Hugh O’Gorman, an excellent actor and even more excellent professor at Cal State Long Beach told me about this book – “Mastery: The Keys to Success and Long-Term Fulfillment” by George Leonard. This is required reading for Hugh’s acting students. I’m in love with it. It’s a rather short, simple book (176 pages) but covers so much territory related to how we feel about what we do and how to be “successful.” It basically says that one needs to practice something for at least five years in order to master it. Five years. Some if not most folks will give up if they are not making a living at something for that long, especially young actors pursuing acting full-time. This is a shame. Being a successful actor requires practice and patience, just as it is with athletes, musicians, painters, filmmakers, writers, etc.

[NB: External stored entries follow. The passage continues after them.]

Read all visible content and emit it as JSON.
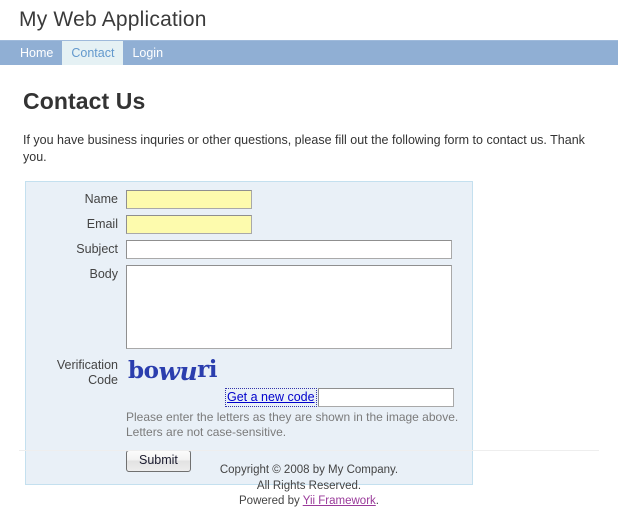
{
  "header": {
    "logo": "My Web Application"
  },
  "nav": {
    "items": [
      {
        "label": "Home",
        "active": false
      },
      {
        "label": "Contact",
        "active": true
      },
      {
        "label": "Login",
        "active": false
      }
    ]
  },
  "page": {
    "title": "Contact Us",
    "intro": "If you have business inquries or other questions, please fill out the following form to contact us. Thank you."
  },
  "form": {
    "fields": {
      "name": {
        "label": "Name",
        "value": "",
        "placeholder": ""
      },
      "email": {
        "label": "Email",
        "value": "",
        "placeholder": ""
      },
      "subject": {
        "label": "Subject",
        "value": "",
        "placeholder": ""
      },
      "body": {
        "label": "Body",
        "value": "",
        "placeholder": ""
      }
    },
    "verification": {
      "label_line1": "Verification",
      "label_line2": "Code",
      "captcha_text": "bowuri",
      "captcha_part1": "bo",
      "captcha_part2": "wu",
      "captcha_part3": "ri",
      "new_code_link": "Get a new code",
      "input_value": "",
      "hint_line1": "Please enter the letters as they are shown in the image above.",
      "hint_line2": "Letters are not case-sensitive."
    },
    "submit_label": "Submit"
  },
  "footer": {
    "line1": "Copyright © 2008 by My Company.",
    "line2": "All Rights Reserved.",
    "powered_prefix": "Powered by ",
    "powered_link": "Yii Framework",
    "powered_suffix": "."
  },
  "colors": {
    "nav_bg": "#90afd4",
    "nav_active_bg": "#e5f1f4",
    "nav_active_text": "#6399cd",
    "form_bg": "#e9f0f7",
    "form_border": "#c4e0ef",
    "autofill": "#fdfbad",
    "captcha_text": "#2b3eae",
    "link": "#0000cc",
    "visited_link": "#9a3a9a"
  }
}
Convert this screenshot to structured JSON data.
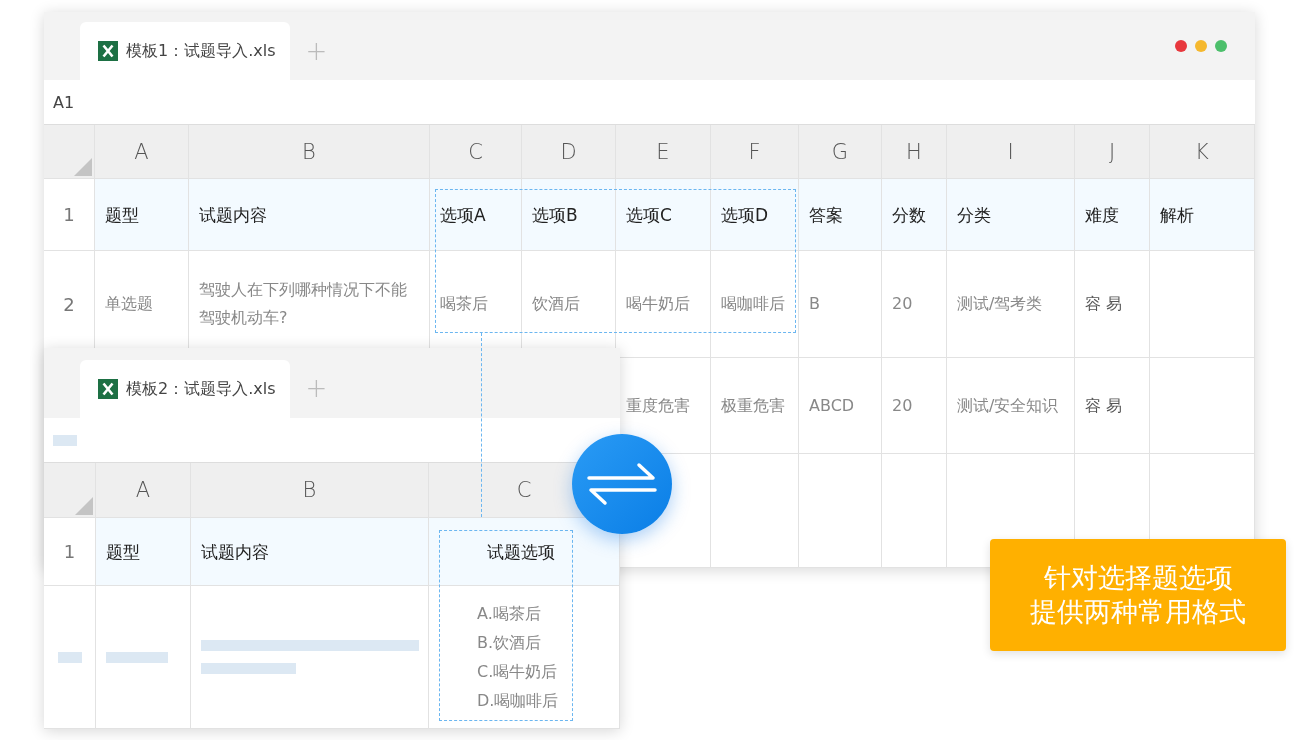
{
  "windows": [
    {
      "tab": {
        "label": "模板1：试题导入.xls",
        "selected": true
      },
      "add_tab": "+",
      "window_controls": [
        {
          "color": "#e8383d"
        },
        {
          "color": "#f5b82e"
        },
        {
          "color": "#4cbf6b"
        }
      ],
      "name_box": "A1",
      "columns": [
        "A",
        "B",
        "C",
        "D",
        "E",
        "F",
        "G",
        "H",
        "I",
        "J",
        "K"
      ],
      "rows": [
        {
          "kind": "heading",
          "number": "1",
          "cells": [
            "题型",
            "试题内容",
            "选项A",
            "选项B",
            "选项C",
            "选项D",
            "答案",
            "分数",
            "分类",
            "难度",
            "解析"
          ]
        },
        {
          "kind": "data",
          "number": "2",
          "cells": [
            "单选题",
            "驾驶人在下列哪种情况下不能驾驶机动车?",
            "喝茶后",
            "饮酒后",
            "喝牛奶后",
            "喝咖啡后",
            "B",
            "20",
            "测试/驾考类",
            "容 易",
            null
          ]
        },
        {
          "kind": "data",
          "cells": [
            null,
            null,
            null,
            null,
            "重度危害",
            "极重危害",
            "ABCD",
            "20",
            "测试/安全知识",
            "容 易",
            null
          ]
        }
      ]
    },
    {
      "tab": {
        "label": "模板2：试题导入.xls",
        "selected": true
      },
      "add_tab": "+",
      "columns": [
        "A",
        "B",
        "C"
      ],
      "rows": [
        {
          "kind": "heading",
          "number": "1",
          "cells": [
            "题型",
            "试题内容",
            "试题选项"
          ]
        },
        {
          "kind": "placeholder",
          "options": [
            "A.喝茶后",
            "B.饮酒后",
            "C.喝牛奶后",
            "D.喝咖啡后"
          ]
        }
      ]
    }
  ],
  "callout": {
    "lines": [
      "针对选择题选项",
      "提供两种常用格式"
    ]
  }
}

“The master of any game is the master of practice.” Although acting is not really a ‘game’ (or is it?) but rather an art form, the same rules apply. You practice your game or your art not for any reward but because you LOVE it, and you must practice every day. The old adage “it’s not whether you win or lose, it’s how you play the game?” Well that also applies to what we do. Mastery is staying on the path always, with consistency and discipline. That is how you will improve. You must love it so much that you will stick with it no matter what – during the times when you are getting to paid to act and during the (possibly) months and years when you are doing it for free . . .or maybe even paying to do so, as in taking classes.
“Masters” do not get impatient with the notion of “making it.” They just practice what they love, day in and day out, whether they are “feeling it” or not. I contend that you will more likely make it when you completely give up the notion of making it. Besides, what is making it? Your first job on a Network TV show? Your first pilot? Your first series? Your first hit series? Your first feature film role? Or do you need to see your name “above the title” in order to feel that you really made it? It never ends and it will never be enough if your goal is simply to BE SUCCESSFUL. To Make It. To prove to your Dad, once and for all, that you are worthy despite the fact you chose acting over sports as your primary focus.
Auditioning for Network and cable TV shows and feature films is not the practice of acting, it’s more like the final exam. If you “pass,” then you will get a callback. If you practice every day and do the work and prepare with all your heart and soul, than you will more likely get a callback and hopefully book a job. But you cannot book a job without putting in your time with the boring stuff. It’s kind of like a musician practicing his scales. Tedious, yes, but simply must be done, no question. If your only opportunity to act is prepping and doing an audition, then your head is not in the right place.
So how can actors practice every day? If you’re not in rehearsals for a play, performing in a show, or booked on a TV show or film, what is an actor to do? Here are some ideas, gathered with the help of my Audition Class students . . . .
1) always be enrolled in a class of some sort – acting, improv, voice, movement, etc.
2) go over old scenes from classes and try to improve on how you did them the first time
3) write your own monologues and work on them
4) find a monologue from a full-length play and work on that
5) video tape yourself doing a monologue
6) create an actor support group and read scenes and plays together – video tape the scenes
7) make a vlog
Watch TV shows, netflix, and at least one film in a movie theater a week.
Or any number of other things, including yoga, meditation, therapy. Actors not only have to be Masters of Acting, you have to be the Master of Yourself and of Humanity, really. You help us poor souls reaffirm our humanity, our very existence, for God’s sake. Why else do we care so much about you?
And if you can make money at what you practice every day, well, then you are truly blessed.